O preâmbulo é uma primorosa síntese do livro porque revela a grandeza humana do autor e sua autêntica modéstia: “Que fique bem claro: não dou lições a ninguém. Tento extrair lições de uma experiência centenária e secular de vida, e desejo que elas sejam úteis a cada um. Não só a quem queira refletir sobre sua própria vida, mas quem queira encontrar sua própria Via”.

Edgar Morin (pseudônimo de Edgar Nahoum de origem judaica) se autodefine como um “humanista regenerado” que jamais abandonou suas convicções universalistas, anticolonialista e a identidade “una e múltipla”. E complementa: “Ser humanista é também sentir que cada um de nós é um momento efêmero de uma aventura extraordinária que é a vida”.

Para ele, não basta “sobreviver” e sim enfrentar dificuldades e aproveitar oportunidades exercendo a arte do “saber viver”. Soube aproveitar os laços afetivos e intelectuais em várias comunidades e descreveu a relação entre o “estado poético e a felicidade” de forma sublime: “A poesia começa com a vida; ela eclode assim que aparece o que chamamos ‘alegria de viver’ aquela que o bebê rir como se chorasse diante do novo mundo apartado do conforto uterino”.

Como teórico do pensamento complexo, menciona Heráclito para expressar a essência das bipolaridades: “Concórdia e Discórdia são o pai e a mãe de todas as coisas; o que é contrário é útil e das lutas dos contrários nasce a harmonia”. E para não sucumbir ao desvario “toda paixão (homo demens) precisa ser vigiada pela razão e toda razão (homo sapiens), animada por uma paixão a começar pela paixão do conhecer”.

Por sua vez, a consciência política de Morin nasce e se fortalece a partir da origem judaica, “sou do povo maldito e não do povo eleito”, o que lhe fortaleceu a compaixão por todos os malditos, vencidos, subjugados e colonizados bem como consolidou as convicções universalistas do humanismo.

No capítulo “Não subestimar o erro”, o autor defende que “repensar” é um estado  permanente na vida das pessoas. Embora pacifista, foi um guerreiro na resistência francesa aos horrores do Nazismo; rejeitou firmemente ao Stalinismo que denominou “neototalitarismo”. Definitivamente desligado do Partido Comunista, tornou-se “alérgico” ao fanatismo, aos sectarismos e mentiras políticas.

Sua visão de esquerda, proclama, se nutre de quatro fontes: a Libertária (pleno desenvolvimento do indivíduo); Socialista (por uma sociedade melhor); Comunista (por uma sociedade fraterna); Ecológica (pela integração da Natureza no Humano e do Humano na Natureza).

Com uma extensa obra de mais de setenta livros, o teórico do conhecimento complexo enfatiza que o erro é inseparável do conhecimento e o espírito científico tem por base um conjunto de erros retificados.

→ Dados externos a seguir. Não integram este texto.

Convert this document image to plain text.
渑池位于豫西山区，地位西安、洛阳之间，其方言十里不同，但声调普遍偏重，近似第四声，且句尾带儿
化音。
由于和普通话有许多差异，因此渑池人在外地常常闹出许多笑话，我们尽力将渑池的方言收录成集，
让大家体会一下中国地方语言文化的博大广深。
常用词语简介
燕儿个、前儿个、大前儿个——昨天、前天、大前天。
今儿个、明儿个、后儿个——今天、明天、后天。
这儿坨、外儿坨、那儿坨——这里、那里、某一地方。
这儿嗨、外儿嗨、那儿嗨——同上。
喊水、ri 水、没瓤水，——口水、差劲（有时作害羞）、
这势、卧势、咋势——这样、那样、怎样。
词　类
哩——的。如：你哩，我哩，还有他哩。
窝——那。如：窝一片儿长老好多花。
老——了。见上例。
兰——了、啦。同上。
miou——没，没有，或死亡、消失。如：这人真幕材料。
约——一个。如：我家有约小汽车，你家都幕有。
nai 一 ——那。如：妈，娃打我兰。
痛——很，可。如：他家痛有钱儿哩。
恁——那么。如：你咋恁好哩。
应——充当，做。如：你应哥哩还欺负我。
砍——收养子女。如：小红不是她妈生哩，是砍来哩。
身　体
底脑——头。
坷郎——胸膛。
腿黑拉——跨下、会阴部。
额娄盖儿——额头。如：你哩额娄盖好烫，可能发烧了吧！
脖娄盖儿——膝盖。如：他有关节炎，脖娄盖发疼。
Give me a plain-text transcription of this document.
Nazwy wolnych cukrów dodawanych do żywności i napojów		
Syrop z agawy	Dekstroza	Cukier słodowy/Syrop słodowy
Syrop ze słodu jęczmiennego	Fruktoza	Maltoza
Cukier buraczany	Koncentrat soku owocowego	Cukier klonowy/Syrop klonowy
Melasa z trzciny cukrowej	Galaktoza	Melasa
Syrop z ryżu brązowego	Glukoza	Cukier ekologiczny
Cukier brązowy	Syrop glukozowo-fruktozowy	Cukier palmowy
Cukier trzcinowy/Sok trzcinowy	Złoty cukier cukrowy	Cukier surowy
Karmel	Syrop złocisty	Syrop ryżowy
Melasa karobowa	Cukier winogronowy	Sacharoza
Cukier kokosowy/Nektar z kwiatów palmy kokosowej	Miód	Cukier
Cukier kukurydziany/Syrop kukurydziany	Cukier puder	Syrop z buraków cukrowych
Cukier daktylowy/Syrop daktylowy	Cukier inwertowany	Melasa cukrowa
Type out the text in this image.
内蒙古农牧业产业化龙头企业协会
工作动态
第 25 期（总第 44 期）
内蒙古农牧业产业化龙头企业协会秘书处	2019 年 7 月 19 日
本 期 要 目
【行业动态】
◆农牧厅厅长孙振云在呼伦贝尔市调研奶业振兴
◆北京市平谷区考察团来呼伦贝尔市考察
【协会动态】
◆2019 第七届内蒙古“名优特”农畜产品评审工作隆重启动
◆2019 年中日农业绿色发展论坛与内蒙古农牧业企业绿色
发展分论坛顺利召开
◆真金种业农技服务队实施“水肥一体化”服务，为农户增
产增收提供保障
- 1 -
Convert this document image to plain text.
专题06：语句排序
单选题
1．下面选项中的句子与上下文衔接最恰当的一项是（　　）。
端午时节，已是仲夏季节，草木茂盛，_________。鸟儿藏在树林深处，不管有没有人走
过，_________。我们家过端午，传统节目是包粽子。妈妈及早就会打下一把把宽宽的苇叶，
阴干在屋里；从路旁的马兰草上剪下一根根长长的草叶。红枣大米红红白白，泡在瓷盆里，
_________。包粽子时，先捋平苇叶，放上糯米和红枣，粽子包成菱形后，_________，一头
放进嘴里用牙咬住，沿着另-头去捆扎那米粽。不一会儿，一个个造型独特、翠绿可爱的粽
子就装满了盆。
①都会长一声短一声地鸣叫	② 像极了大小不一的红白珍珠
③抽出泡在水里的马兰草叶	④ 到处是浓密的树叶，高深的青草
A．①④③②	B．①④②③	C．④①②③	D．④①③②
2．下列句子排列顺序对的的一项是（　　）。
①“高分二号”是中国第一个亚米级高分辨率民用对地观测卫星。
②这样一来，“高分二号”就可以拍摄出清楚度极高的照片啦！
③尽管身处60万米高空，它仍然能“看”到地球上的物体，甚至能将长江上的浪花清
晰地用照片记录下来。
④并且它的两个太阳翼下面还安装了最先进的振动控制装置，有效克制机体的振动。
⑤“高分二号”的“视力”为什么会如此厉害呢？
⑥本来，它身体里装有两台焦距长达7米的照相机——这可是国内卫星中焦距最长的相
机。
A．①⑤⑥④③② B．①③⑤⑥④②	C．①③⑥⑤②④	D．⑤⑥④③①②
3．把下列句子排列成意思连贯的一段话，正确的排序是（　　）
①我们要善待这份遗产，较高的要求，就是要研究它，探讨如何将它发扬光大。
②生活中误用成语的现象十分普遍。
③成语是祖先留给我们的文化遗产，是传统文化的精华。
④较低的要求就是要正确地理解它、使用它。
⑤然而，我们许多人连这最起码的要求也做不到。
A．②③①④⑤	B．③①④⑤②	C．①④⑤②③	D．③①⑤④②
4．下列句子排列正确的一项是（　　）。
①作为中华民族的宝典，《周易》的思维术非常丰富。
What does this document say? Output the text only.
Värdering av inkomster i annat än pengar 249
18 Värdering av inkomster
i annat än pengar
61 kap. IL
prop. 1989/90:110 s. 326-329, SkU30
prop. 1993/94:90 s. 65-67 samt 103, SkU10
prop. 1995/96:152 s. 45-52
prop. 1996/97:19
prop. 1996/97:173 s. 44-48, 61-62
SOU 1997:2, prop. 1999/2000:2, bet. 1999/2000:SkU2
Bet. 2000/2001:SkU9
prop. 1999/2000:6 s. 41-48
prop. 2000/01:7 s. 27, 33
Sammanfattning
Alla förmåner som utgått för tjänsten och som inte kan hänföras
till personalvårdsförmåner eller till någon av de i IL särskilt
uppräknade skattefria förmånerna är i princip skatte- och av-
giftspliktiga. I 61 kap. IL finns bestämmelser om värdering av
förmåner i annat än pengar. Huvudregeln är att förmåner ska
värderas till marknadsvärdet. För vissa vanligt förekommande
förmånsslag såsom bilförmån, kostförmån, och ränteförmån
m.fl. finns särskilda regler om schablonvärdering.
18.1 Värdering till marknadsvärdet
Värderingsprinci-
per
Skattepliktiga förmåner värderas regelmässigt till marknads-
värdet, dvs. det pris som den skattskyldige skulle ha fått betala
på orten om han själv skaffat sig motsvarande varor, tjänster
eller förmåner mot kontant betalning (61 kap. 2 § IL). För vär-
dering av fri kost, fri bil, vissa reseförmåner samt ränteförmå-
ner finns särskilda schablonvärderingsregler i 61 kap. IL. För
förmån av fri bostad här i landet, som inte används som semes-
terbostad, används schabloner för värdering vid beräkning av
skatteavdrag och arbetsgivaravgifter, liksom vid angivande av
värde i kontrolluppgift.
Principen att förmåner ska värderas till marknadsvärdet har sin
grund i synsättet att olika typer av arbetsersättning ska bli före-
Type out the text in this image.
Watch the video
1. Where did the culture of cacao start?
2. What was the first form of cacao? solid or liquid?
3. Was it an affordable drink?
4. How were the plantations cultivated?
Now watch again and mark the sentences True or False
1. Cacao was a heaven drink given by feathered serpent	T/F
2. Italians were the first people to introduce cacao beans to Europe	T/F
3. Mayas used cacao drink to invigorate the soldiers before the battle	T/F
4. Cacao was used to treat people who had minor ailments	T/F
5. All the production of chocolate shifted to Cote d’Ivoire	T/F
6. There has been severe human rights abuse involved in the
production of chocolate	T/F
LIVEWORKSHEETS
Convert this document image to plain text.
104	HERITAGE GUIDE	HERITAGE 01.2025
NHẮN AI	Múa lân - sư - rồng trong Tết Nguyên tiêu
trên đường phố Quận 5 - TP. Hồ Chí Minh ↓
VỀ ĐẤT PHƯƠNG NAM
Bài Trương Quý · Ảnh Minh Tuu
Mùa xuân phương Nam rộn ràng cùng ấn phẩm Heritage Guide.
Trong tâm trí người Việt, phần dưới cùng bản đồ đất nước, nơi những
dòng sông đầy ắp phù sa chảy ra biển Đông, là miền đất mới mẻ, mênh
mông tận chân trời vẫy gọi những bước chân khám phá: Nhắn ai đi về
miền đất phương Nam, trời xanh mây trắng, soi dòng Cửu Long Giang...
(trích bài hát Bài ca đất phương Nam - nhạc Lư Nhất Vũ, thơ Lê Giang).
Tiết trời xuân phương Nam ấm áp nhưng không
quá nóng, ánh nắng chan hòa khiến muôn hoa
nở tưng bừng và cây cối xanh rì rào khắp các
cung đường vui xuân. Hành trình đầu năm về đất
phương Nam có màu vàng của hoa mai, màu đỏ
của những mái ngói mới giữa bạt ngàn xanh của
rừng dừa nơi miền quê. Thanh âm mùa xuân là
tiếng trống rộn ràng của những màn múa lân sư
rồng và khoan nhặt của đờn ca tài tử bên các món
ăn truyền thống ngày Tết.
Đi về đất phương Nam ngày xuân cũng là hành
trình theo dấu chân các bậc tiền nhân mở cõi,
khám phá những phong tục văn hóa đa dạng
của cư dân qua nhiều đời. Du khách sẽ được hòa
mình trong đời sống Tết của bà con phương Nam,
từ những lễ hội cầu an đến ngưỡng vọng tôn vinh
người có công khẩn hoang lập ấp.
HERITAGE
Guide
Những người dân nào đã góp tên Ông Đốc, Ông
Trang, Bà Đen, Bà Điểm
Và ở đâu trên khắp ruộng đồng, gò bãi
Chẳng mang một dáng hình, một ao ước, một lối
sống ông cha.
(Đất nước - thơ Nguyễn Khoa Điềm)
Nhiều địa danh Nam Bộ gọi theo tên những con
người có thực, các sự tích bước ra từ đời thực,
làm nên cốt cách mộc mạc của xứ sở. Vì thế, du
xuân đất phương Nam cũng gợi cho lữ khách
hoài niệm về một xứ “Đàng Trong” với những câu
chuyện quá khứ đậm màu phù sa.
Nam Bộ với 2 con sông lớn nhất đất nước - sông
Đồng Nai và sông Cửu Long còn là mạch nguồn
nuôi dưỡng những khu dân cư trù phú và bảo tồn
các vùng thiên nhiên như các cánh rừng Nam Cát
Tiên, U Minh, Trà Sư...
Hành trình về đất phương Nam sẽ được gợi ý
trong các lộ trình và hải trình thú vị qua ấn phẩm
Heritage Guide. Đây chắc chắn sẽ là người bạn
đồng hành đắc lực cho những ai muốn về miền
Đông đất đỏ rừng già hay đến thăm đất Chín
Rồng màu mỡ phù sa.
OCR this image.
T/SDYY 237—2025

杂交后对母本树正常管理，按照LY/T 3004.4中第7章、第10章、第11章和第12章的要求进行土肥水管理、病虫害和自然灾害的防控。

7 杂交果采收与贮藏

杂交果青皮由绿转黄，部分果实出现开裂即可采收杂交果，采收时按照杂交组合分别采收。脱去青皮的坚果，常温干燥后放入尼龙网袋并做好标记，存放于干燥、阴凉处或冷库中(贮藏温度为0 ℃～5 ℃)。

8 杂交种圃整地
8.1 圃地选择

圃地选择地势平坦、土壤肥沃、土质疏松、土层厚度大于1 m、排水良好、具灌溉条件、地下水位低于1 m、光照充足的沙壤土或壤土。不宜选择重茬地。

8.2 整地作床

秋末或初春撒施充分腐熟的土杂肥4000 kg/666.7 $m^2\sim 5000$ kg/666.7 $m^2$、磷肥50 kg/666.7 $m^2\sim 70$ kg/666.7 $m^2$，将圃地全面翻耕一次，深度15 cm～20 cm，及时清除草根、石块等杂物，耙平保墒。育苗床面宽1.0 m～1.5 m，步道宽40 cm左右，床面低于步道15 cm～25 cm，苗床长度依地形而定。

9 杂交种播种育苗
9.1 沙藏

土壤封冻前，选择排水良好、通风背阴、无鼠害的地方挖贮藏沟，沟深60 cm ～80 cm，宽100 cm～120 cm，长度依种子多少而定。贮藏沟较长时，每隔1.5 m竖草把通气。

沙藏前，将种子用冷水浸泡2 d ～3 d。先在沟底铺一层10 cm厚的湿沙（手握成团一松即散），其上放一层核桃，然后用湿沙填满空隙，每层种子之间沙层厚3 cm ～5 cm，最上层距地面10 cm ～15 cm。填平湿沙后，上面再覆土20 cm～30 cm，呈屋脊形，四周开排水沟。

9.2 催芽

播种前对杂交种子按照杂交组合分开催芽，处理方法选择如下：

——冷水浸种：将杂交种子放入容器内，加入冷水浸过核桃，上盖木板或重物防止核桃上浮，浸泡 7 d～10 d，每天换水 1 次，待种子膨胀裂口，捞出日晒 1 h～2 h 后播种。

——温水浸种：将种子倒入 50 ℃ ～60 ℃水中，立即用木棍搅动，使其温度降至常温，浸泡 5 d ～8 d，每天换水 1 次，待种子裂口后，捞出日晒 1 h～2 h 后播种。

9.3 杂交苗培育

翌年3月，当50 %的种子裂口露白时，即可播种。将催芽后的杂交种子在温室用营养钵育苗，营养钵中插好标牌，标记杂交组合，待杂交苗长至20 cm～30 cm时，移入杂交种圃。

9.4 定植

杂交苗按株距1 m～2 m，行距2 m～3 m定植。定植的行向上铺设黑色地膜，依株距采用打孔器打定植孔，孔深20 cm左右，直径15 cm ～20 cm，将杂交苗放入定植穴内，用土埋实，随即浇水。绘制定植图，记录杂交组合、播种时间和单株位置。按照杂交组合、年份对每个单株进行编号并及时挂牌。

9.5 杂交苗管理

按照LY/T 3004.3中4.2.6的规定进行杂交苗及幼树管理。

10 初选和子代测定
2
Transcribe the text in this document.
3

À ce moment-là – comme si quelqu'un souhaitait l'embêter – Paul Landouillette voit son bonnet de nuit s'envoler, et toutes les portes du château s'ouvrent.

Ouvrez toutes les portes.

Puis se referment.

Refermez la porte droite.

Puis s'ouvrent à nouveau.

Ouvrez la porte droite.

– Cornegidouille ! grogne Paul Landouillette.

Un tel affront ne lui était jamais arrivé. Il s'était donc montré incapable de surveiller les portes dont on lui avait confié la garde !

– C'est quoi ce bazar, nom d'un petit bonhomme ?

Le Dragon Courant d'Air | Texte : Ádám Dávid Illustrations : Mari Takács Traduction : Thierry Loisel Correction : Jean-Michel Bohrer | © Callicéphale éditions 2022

Defende um percurso na busca do saber: problematizar para duvidar e duvidar da dúvida; gerar o espirito crítico/autocrítico; contextualizar e reconhecer a complexidade.

No seu longo e permanente aprendizado, conclui: “Minha lição última, fruto do conjunto de todas as minhas experiências, está no círculo virtuoso no qual cooperam a razão aberta e a benevolência amorosa”.